I’m all for the freedom of speech. People should have the right to say whatever [choose your adjective] thing they want. We should, but in the interest of civilization we’ve set boundaries against things like hate speech, which the American Bar Association defines as communication that “offends, threatens, or insults groups, based on race, color, religion, national origin, sexual orientation, disability, or other traits.” So we don’t have the right to use “fighting words,” which are “without social value” and could be expected to provoke the listener, but the First Amendment does give us the freedom to say things that are offensive and hateful or that the listener may disagree with. If someone wants to explain the difference, I’d be grateful.
It’s not threats or insults that concern me here. There’s no excuse for those. It’s the offending part of the definition that prompted me to write this, because in the news I’ve been coming across examples of censorship or self-censorship that come from fear of offending a group. Basically putting people’s feelings—and the chance that they might get hurt—above the freedom of expression. It’s a clear example of how emotions impact politics, something near and dear to my heart.
The Wall Street Journal recently featured a good article on this—specifically about the “death of free speech” on American university campuses. The author was discussing this problem with legal activist Greg Lukianoff, who works with the Foundation for Individual Rights in Education. You should read the article itself, but I’ll cite some of its examples here. Certain US universities do not allow students to use the internet for sending “annoying” messages, or to hold “sexist” or “condescending sex-based” attitudes. How does one police attitudes that people hold in their minds, anyway? One student newspaper was found guilty of harassment for printing information “about the status of women in Saudi Arabia during the school’s ‘Islamic Awareness Week.’” In another case, administrators pressured College Republicans into retracting an invitation for conservative pundit Ann Coulter to come speak, criticizing them for being willing to “intentionally inflict pain on another human being because of their race, gender, sexual orientation, or creed.”

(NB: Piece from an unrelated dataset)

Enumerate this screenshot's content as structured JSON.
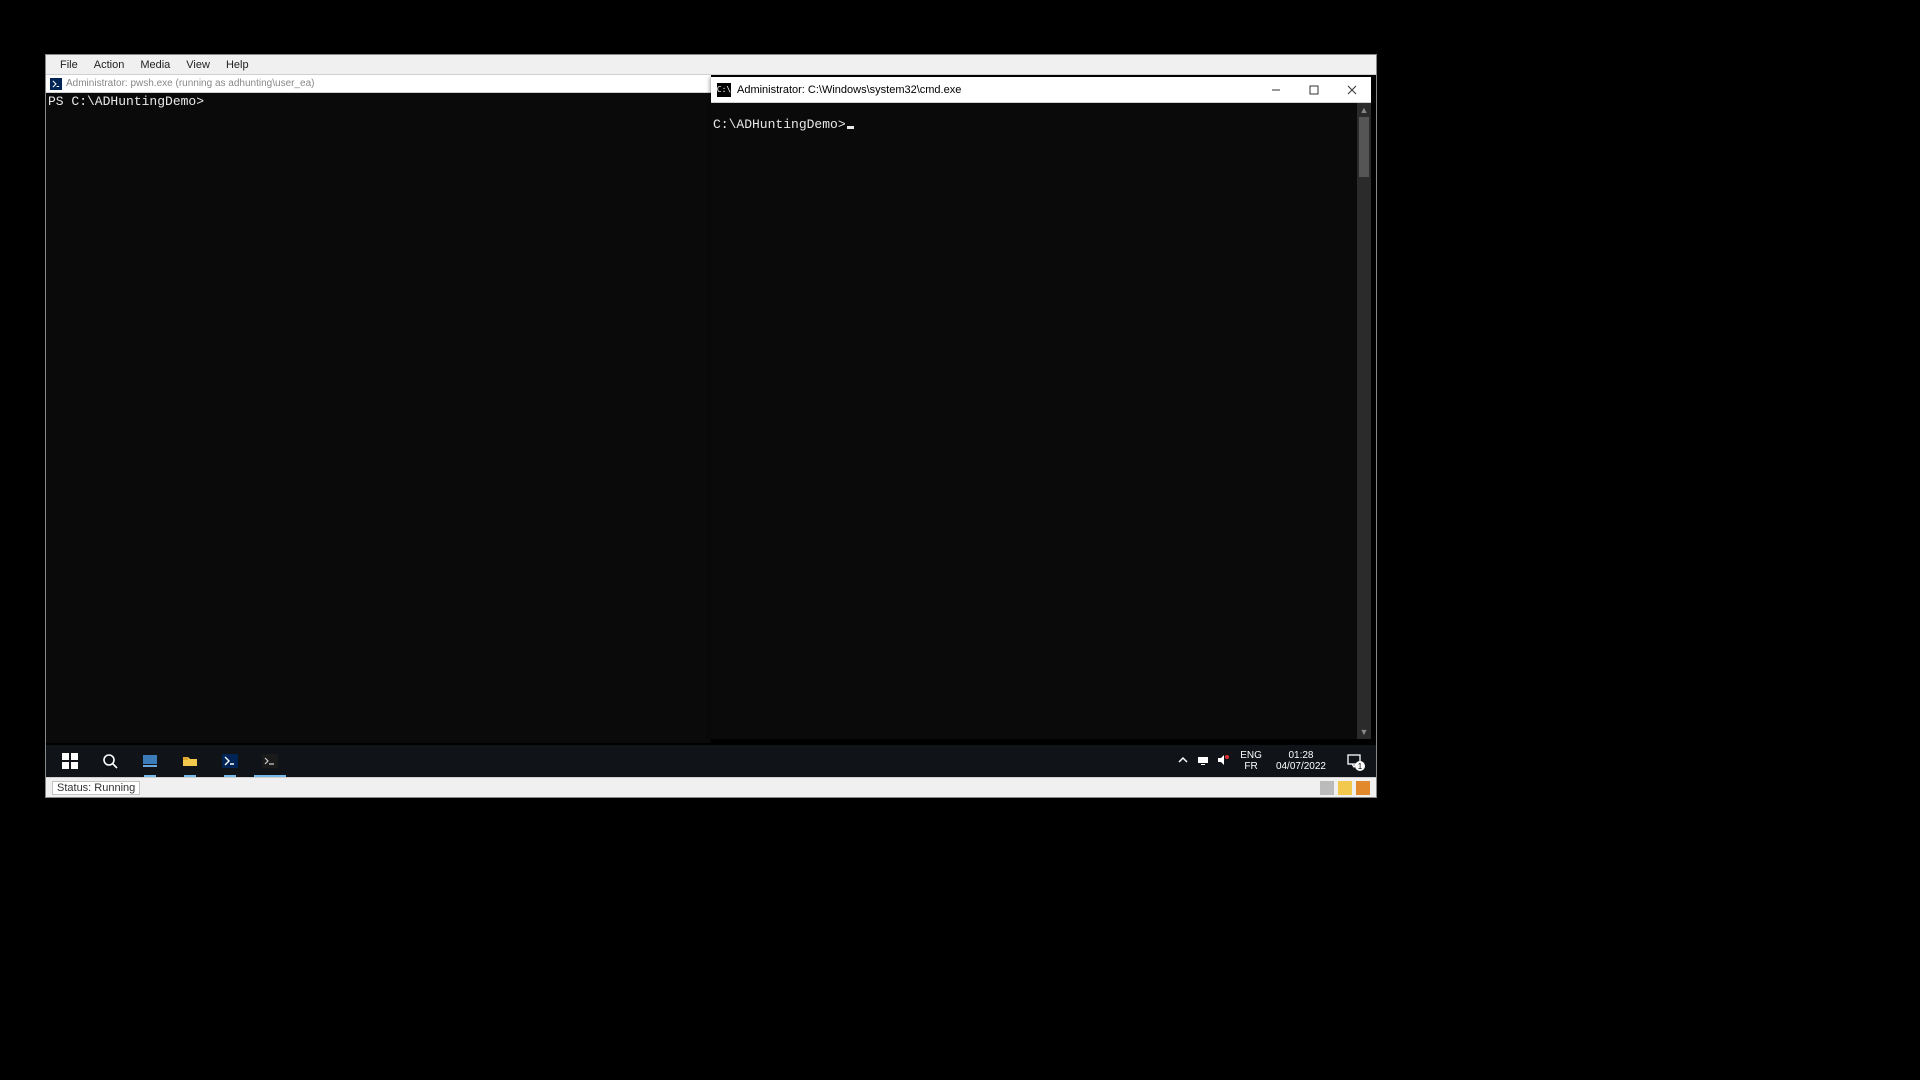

Were the College Republicans planning to chain students to their seats during the talk? If Coulter had come to speak and students had come to listen (somehow not knowing what to expect?), they could have walked out if/when they found her offensive.
And is being offended really that bad, anyway? Students should be taught how to express their ideas, exposed to other ways of thinking, and shown how to argue for or against something with respect. Trying to keep them in an emotional bubble is doing them no favor.
Another problem is that people differ in sensitivity. Something that scandalizes one person might not even register with another. Which type do we use as a guide? Someone, most likely Oliver Wendell Holmes, said “the right to swing my fist ends where the other man’s nose begins.” We’ve all heard this. If we’re talking about the physical self, it’s clear enough what it means, but how do we determine where the average person’s exclusive emotional zone (EEZ) ends?